20:30, primera manifestación violenta: soy arrollado por unos jóvenes con pancartas.
20:32, unos niños me arrojan sangría.
20:37, me atizan con el bombo.
20:44, me fotografía un japonés.
Abandono callejón, me transformo en Pilar Rubio vestida de enfermera y acudo a calle Jarauta. Suspendo comunicación.
Jornada 3. 9/07.
Segunda noche dura. Terrícolas confirman su sorprendente sistema defensivo. Paralizamos invasión del planeta y continúo el estudio de hábitos locales. Solicito intimidad.

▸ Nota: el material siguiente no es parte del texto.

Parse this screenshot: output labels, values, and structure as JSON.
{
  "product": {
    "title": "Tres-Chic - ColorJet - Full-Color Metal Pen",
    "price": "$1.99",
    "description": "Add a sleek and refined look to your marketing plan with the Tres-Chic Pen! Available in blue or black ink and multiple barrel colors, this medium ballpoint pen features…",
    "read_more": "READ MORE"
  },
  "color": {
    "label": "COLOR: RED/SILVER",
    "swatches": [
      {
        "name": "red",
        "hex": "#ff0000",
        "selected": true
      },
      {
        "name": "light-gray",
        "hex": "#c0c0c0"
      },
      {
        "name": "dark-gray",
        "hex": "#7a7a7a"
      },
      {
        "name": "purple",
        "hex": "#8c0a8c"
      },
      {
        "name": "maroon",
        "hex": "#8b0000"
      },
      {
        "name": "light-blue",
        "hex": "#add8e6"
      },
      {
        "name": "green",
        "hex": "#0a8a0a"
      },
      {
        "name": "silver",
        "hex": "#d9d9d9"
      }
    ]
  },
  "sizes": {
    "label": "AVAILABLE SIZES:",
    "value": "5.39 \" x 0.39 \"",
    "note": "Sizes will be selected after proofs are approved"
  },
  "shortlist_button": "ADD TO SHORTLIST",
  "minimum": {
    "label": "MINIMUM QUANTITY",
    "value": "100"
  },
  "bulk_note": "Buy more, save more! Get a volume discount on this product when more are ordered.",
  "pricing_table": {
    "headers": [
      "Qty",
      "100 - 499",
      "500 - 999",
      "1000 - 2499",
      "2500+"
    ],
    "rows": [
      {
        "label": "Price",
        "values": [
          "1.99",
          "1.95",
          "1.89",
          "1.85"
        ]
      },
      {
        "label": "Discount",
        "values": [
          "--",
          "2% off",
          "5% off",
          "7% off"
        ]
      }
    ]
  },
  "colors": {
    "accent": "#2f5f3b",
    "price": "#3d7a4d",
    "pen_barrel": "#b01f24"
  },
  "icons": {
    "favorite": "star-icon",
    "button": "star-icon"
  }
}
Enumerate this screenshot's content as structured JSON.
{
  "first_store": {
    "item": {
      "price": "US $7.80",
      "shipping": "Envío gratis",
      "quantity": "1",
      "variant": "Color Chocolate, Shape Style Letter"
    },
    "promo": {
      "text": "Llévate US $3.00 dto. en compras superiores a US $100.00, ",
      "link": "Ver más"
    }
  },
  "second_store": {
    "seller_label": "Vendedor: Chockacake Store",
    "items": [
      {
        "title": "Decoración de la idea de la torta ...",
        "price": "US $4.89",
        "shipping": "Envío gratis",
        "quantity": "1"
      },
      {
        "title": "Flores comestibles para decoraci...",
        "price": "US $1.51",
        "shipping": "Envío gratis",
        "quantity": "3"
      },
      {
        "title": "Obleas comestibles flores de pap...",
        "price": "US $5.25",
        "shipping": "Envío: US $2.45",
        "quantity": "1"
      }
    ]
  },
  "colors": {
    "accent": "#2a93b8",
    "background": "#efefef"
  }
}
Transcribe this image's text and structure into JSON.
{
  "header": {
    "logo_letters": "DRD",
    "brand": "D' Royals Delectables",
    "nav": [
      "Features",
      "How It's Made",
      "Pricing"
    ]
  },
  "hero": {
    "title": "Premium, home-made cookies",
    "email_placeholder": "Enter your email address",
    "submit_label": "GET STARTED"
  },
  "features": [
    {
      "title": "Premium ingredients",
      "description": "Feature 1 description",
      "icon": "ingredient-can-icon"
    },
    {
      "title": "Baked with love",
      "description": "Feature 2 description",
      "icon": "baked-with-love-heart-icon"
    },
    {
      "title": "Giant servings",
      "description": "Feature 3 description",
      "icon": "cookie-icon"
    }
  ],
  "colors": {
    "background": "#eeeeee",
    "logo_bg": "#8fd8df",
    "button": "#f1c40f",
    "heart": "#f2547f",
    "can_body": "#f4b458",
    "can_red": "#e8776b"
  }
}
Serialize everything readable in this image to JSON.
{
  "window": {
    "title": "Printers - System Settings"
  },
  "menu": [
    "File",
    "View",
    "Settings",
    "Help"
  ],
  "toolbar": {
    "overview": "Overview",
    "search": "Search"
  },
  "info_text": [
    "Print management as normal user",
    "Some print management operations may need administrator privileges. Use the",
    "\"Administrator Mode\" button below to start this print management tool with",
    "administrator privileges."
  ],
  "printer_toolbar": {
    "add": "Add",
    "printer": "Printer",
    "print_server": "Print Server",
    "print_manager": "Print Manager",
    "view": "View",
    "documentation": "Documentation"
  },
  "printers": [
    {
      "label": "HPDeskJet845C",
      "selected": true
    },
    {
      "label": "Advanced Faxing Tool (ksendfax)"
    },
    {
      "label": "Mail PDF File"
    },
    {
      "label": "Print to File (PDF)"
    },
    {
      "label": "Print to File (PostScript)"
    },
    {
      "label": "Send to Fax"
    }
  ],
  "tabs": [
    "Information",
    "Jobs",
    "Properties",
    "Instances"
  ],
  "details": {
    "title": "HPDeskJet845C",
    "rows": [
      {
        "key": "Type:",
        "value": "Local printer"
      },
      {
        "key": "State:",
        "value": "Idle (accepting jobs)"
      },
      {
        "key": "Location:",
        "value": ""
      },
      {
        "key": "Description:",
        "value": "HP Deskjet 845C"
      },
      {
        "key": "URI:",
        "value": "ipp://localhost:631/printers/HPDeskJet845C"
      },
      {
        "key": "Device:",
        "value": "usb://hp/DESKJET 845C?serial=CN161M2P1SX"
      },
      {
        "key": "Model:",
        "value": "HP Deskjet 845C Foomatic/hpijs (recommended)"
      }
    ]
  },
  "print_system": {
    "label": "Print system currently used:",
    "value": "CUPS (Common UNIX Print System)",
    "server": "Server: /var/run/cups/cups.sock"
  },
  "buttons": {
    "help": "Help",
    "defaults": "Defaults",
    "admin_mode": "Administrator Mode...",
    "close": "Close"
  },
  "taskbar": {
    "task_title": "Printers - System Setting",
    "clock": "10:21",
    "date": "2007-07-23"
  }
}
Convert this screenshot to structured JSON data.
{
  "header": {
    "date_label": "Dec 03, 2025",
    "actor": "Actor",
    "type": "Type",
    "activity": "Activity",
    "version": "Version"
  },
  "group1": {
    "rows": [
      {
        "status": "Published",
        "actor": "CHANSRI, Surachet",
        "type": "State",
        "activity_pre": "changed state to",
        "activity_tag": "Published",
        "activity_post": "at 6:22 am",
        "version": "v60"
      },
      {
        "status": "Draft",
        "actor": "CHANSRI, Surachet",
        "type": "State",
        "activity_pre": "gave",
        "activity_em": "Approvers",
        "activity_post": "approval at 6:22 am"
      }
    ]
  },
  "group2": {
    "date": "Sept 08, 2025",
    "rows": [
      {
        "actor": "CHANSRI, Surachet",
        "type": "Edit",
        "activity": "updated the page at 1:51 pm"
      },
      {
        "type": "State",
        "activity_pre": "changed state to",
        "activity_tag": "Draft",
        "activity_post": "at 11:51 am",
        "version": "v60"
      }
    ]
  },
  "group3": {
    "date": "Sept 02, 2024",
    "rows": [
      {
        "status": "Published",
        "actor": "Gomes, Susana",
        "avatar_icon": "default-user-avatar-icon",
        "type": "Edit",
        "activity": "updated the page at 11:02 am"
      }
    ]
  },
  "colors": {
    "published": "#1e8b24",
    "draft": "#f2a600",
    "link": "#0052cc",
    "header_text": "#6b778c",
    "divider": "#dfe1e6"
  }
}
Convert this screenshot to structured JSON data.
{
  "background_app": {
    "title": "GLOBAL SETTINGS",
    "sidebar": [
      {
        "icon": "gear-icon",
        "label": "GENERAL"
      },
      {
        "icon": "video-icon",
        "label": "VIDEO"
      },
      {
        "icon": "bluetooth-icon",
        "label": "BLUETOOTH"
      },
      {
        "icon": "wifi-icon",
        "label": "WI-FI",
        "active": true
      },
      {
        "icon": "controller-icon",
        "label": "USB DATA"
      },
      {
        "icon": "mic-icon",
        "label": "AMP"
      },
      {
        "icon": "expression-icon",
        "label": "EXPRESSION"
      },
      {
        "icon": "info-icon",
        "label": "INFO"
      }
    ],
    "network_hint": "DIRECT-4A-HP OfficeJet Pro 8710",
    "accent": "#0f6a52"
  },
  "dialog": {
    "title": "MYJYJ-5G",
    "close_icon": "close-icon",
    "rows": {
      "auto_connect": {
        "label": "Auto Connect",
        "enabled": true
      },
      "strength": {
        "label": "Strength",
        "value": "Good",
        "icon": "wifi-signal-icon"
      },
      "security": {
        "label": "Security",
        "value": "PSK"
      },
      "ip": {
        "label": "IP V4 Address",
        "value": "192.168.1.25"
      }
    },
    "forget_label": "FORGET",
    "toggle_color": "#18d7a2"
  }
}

Salgo discreto en busca de Gurb. Adopto la apariencia del kiliki Caravinagre.
Suspendo comunicación con nave nodriza hasta 15/07.
– Pensador – , Íñigo Sota
Nunca se acostaba durante esos nueve días. La casa de mi abuela se convertía en su refugio, ella era la invitada. Unas veces decía que debía acompañar al señor, del encierro a los gigantes y de ahí al buen vino, el jolgorio, los toros y la noche bien servida en mesa de lujosos blanco y rojo. Ella lo sabía: aquel hombre de gran porte, cano cabello y figura atrayente era su mejor excusa para conocer aquellas fiestas. Yo, desde el otro lado del sillón, escuchaba atento a mi abuela cuando le preguntaba por sus planes para el día. San Fermín se erigía en protagonista de la calle cuando todos enmudecían cansados por el tremendo estruendo nocturno y el arrollador sentimiento de brío. Las lágrimas de las personas, decía, parecen brotar desde el mismo corazón de un pueblo que tiene en su interior a la misma devoción del primer día.
Cuando me preguntaba quién era aquella señora que se alojaba en casa de mi abuela, solo obtenía por respuesta el nombre del pensador, un tal Ernst, cuya secretaria era la confidente, año tras año, en casa de mi abuela y junto a él.